= Jean Sainte-Fare Garnot =

French Egyptologist (1908–1963)

Portrait of Jean Sainte-Fare Garnot

Jean Sainte-Fare Garnot (26 July 1908 – 20 June 1963) was a French Egyptologist. He was director of the Institut français d'archéologie orientale from 1953 to 1959, professor in Sorbonne, director of studies at the École pratique des hautes études, president of the French society of Egyptology and correspondent of the Académie des Inscriptions et Belles-Lettres.

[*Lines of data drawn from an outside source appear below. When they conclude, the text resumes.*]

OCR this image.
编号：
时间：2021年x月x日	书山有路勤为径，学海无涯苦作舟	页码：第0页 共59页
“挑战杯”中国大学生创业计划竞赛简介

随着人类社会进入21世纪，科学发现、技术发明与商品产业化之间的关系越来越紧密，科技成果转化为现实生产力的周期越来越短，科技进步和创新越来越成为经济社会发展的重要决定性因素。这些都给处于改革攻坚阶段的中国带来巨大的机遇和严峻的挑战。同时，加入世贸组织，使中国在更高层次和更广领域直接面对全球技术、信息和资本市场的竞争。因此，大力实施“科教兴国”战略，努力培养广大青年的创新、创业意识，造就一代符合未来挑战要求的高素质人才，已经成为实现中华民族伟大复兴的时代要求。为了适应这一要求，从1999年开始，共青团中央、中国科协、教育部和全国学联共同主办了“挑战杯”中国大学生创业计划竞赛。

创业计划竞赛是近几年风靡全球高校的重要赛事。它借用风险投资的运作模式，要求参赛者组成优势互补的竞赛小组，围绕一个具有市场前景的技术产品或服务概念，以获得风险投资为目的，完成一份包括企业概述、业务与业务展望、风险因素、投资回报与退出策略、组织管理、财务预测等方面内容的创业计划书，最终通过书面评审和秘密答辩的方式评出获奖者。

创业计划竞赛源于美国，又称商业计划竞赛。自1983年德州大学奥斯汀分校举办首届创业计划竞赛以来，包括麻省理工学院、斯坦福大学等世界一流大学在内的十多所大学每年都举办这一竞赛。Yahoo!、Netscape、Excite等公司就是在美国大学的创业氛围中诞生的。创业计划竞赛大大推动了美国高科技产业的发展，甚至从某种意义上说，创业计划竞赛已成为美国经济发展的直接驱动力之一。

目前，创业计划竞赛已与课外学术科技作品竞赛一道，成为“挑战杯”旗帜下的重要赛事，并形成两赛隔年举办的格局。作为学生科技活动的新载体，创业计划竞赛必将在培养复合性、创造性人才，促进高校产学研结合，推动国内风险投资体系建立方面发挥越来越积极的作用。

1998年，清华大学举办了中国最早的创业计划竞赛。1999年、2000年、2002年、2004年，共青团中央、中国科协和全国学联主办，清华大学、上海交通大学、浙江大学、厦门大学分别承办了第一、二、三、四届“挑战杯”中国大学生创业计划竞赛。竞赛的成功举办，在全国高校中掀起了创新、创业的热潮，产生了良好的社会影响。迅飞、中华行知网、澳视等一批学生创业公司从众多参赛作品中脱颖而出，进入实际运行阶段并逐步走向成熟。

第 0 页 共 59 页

He was the father of Nicolas Sainte-Fare Garnot, curator of the Musée Jacquemart-André from 1993 till 2015, and the grandfather of Florent Sainte-Fare Garnot, mayor of Nevers from 2010 till 2014.

==Biography==
Son of painter Georges Sainte Fare Garnot (1868-1928), Jean Sainte Fare Garnot was director of the Institut Français d'Archéologie Orientale du Caire (IFAO) from 1953 to 1959, professor at the Sorbonne, director of studies at the École pratique des hautes études, president of the Société française d'égyptologie and correspondent of the Académie des Inscriptions et Belles-Lettres.

He is the father of Nicolas Sainte Fare Garnot, curator of the Musée Jacquemart-André from 1993 to 2015, and the grandfather of Florent Sainte Fare Garnot, mayor of Nevers from 2010 to 2014.